What happens during an IRS Audit?

The IRS resolves many tax audits by directly communicating with the taxpayer and requesting the books and records via mail/fax to confirm that the tax return for the year under review was accurate and matches the taxpayer’s records.

However, IRS audits for businesses with a large amount of gross income, or hundreds of thousands of dollars in reported expenses, normally require a Revenue Agent’s visit to your place of business. Sometimes, the Revenue Agent will even physically observe your place of business to gauge the amount of income being received and to observe if cash is being recorded in the cash register. If the tax return does not match what the Revenue Agent observes, or if there are other anomalies, the scope of the audit is likely to be expanded to additional items of tax or even prior tax years – for up to six years.

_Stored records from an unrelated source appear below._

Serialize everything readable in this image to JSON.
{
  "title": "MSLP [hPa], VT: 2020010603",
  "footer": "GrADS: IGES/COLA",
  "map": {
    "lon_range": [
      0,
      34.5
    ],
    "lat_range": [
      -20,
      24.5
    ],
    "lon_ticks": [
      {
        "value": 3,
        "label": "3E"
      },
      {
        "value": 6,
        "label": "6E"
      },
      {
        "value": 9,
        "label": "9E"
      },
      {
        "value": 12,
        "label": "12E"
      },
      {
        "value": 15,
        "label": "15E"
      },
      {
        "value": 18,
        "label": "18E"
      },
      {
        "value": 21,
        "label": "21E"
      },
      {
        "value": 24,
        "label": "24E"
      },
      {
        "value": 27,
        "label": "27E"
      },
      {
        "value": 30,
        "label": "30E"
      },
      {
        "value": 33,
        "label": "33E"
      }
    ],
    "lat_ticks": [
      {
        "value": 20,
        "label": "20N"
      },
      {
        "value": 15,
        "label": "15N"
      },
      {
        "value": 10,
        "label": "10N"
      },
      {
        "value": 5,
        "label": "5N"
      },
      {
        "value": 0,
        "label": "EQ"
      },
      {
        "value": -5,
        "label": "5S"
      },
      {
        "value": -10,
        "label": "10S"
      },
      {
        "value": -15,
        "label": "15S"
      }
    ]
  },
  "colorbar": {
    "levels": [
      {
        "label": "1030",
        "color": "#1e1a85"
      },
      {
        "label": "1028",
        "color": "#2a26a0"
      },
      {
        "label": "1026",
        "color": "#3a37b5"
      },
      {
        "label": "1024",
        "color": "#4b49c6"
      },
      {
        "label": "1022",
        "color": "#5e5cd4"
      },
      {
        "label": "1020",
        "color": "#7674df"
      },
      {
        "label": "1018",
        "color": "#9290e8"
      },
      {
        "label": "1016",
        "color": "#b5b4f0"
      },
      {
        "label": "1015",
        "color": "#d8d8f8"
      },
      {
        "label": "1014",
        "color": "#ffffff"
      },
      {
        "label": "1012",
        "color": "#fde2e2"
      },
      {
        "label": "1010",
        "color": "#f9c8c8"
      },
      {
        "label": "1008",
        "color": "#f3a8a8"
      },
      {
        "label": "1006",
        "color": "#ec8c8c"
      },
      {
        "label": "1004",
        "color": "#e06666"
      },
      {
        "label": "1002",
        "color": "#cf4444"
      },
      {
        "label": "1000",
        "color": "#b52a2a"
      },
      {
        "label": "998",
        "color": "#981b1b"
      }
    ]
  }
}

Choosing a tax professional when facing an IRS Audit

When facing an IRS audit, which tax professional to hire, or whether to hire a tax professional at all, becomes a crucial question. Unsurprisingly, the tax professional representing you in the audit can make a huge difference in the outcome – especially if there are concerns that you may have filed a “false return” or engaged in other conduct which can expose you to criminal liability. In such a scenario, it is imperative that you retain the services of a tax attorney (as opposed to a CPA or an EA) to protect your communication under the attorney client privilege.

The difference between Tax Attorneys and CPAs

Simply put, any information that you disclose to your attorney – and you should disclose it all to help the attorney best represent you – cannot be disclosed by the attorney to anyone, nor can it be used against you. On the other hand, disclosing damaging information to a CPA, or anyone else for that matter, can result in that person being a witness against you in a civil or criminal proceeding. Even if you’re not facing criminal liability, retaining an attorney to represent you before the IRS or other taxing authorities can be beneficial because an attorney can prepare the audit for later litigation. Oftentimes, audits do not result in a mutual resolution and litigating the audit is the only option available to achieve the best result. A competent attorney should be preparing for that eventuality, even while representing you before the IRS at the audit stage.

Representing yourself when being audited by the IRS

Representing yourself in an audit, particularly for high dollar returns, is often ill advised. Remember, the auditors are trying to obtain information from you in an audit to potentially prepare a case against you. They can use the documentation you provide, as well as your statements, against you – leading to penalties of up to 75% or even criminal prosecution. Moreover, taking advantage of your procedural and substantive rights can be crucial in an audit. As such, a decision to represent yourself should not be made lightly.

At our taxation practice at Rogoway Law Group, we treat every IRS audit as unique and make strategic decisions after learning about the client’s business and background. Thereafter, we review the client’s books and records to make sure they match the filed tax return, and to determine if there is any civil or criminal exposure. Depending on our assessment of the case, we make decisions about exchanging information with the IRS and about taxpayer’s future interactions with the IRS. Obviously, a case with potential criminal liability is treated with much more sensitivity than a civil case. We understand that going through an audit can be a challenging time. We make every effort to make ourselves available to our clients and work collaboratively with our clients to achieve the best result.